8

I have two servers. The first (Main) is the server which has installed the script and database.
The second (Remote) is the server which has uploaded files only (just for storage).

Now I'm confused about how to upload the files, and I have 2 ideas to do that, and I don't know if them the best ways or not.

The ideas:

  1. Upload the file by ajax to the main server first and make all security operations like (check size, type, and so on), then upload again to the second server (remote server).

  2. Upload the file by ajax to the second (remote server) directly, and make all checks and security operations in there, then send the file information to the first server (main) to store the file information into database (Not recommended).

I want to know how behave the big upload sites in store the files that uploaded by users, the idea of how can they upload the files to remote servers ?

Lion King
  • 32,851
  • 25
  • 81
  • 143

1 Answers1

2

Both mechanisms are valid. In fact we tried both of them in two of our products. Each of them comes with their pros and cons.

Assumption: Main server serves the Web UI. Lets have the two servers named main.com and remote.com.

The main factors that you need to consider are:

  1. Cross-Origin Resource Sharing (CORS): The most straightforward way to check whether this is a big issue is whether you need to support IE <= 9. Legacy IE does not support XHR2 so AJAX file upload is not possible. There are popular fallbacks (e.g. iframe transport) but each comes with their own problems.

  2. Bandwidth: If file is uploaded to main.com first then to remote.com, then the required bandwidth is doubled. Depending whether your servers are behind load-balancers, the requirement will vary. Uploading directly to remote.com uses bandwidth efficiently.

  3. API response time: Unless your API is doing optimistic update, it needs to wait until the file is fully reuploaded to remote.com before it can respond reliably. Also, this depends on the RTT between main.com and remote.com.

  4. Number of API domain: This is a small issue. Web client has to specify which domain to use for which API. However it does relate to CORS issue above.

  5. Performance: If web server is handling file upload, it might have issue with performance when the server is processing large files (or large quantities of file). It might affect other users.

Mechanisms

1. Client uploads to main.com. main.com re-uploads to remote.com

  • CORS: No issue
  • Bandwidth: Double
  • Response time: Double (round trip); normal (optimistic)
  • API domain: One
  • Performance: Might affects web services

2. Client uploads to remote.com. remote.com sends info to main.com

  • CORS: Have issue
  • Bandwidth: Efficient
  • Response time: Efficient
  • API domain: Two
  • Performance: No issue

3. [EXTRA] Client uploads to main.com. main.com streams the file to remote.com. remote.com sends file information back.

  • CORS: No issue
  • Bandwidth: Double
  • Response time: Less than double (streamed)
  • API domain: One
  • Performance: Better than method 1 for its better memory footprint

Conclusion

Depending on your use case, you need to use different mechanism.
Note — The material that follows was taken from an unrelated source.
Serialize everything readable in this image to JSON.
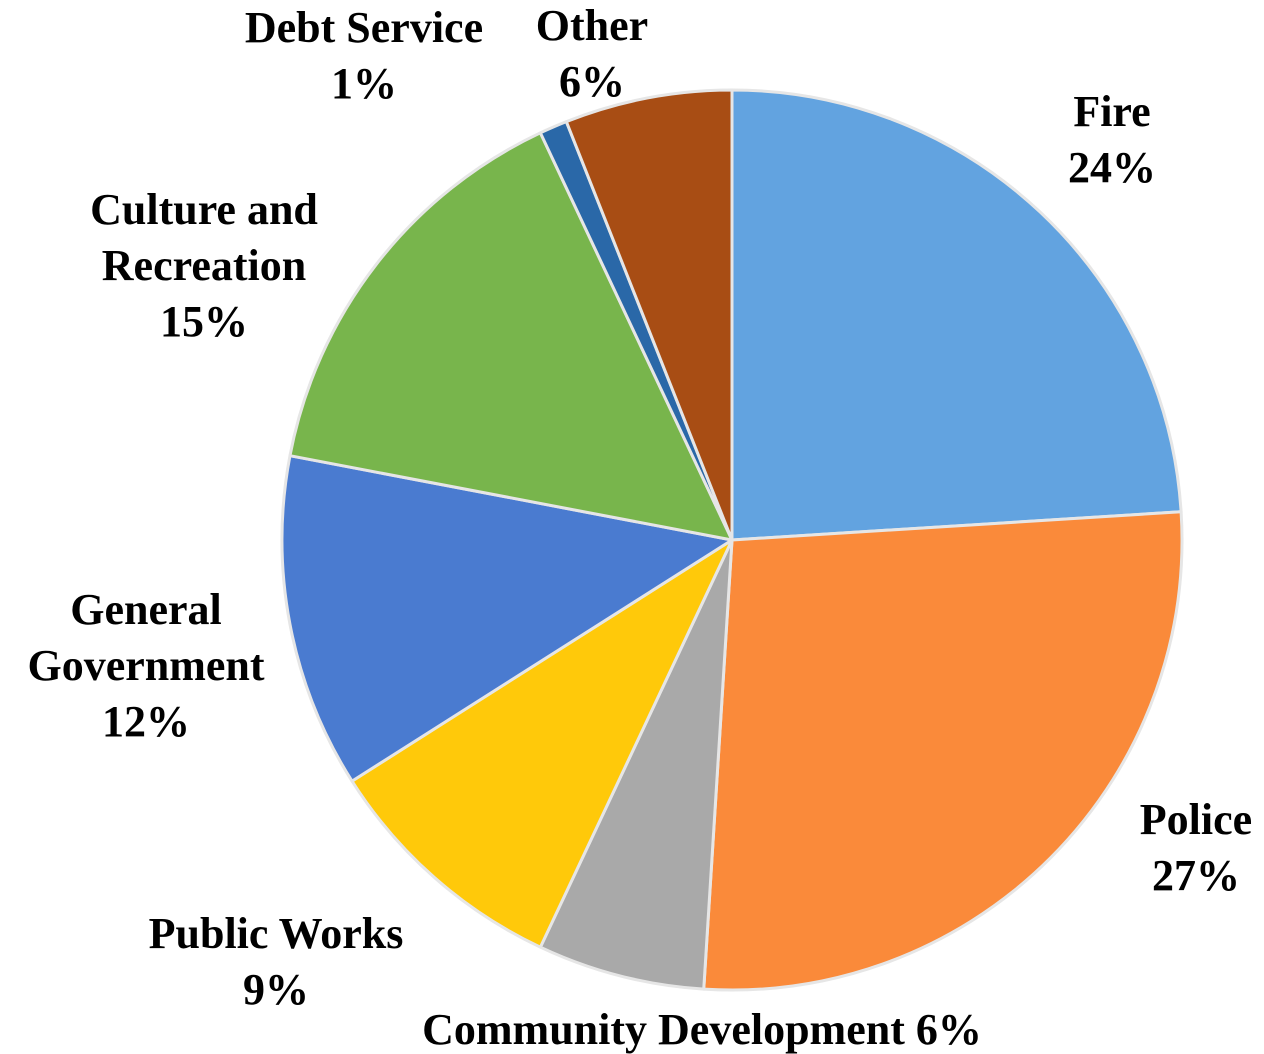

For our case, we use method 2 (direct upload) for our legacy product because we need to support legacy browsers (IE 7, FF 3). Cross domain issues are stabbing us all the time for many different cases (e.g. when customers are behind proxies, etc.).

We use method 1 for our new product. Bandwidth and response time issues are still okay for normal cases, but when web server and remote server are deployed across continental, the performance is inferior. We have made many optimizations to make it acceptable but it is still worse than method 2.

Method 3 is used by myself in a side project. It is included here because I think it is a good candidate too.

Edit

The difference of streaming (method 3) and re-uploading (method 1) is mainly how the file is stored in main.com. This impacts resource allocation.

For re-uploading, an uploaded 2GB file is first stored in main.com, then re-uploaded to remote.com. main.com has to allocate resources to temporarily store the file (disk space, memory, CPU for IO). Also, being a serial process, the total time needed to complete the upload to remote.com is doubled (assuming time to upload to main.com equals to time to upload to remote.com).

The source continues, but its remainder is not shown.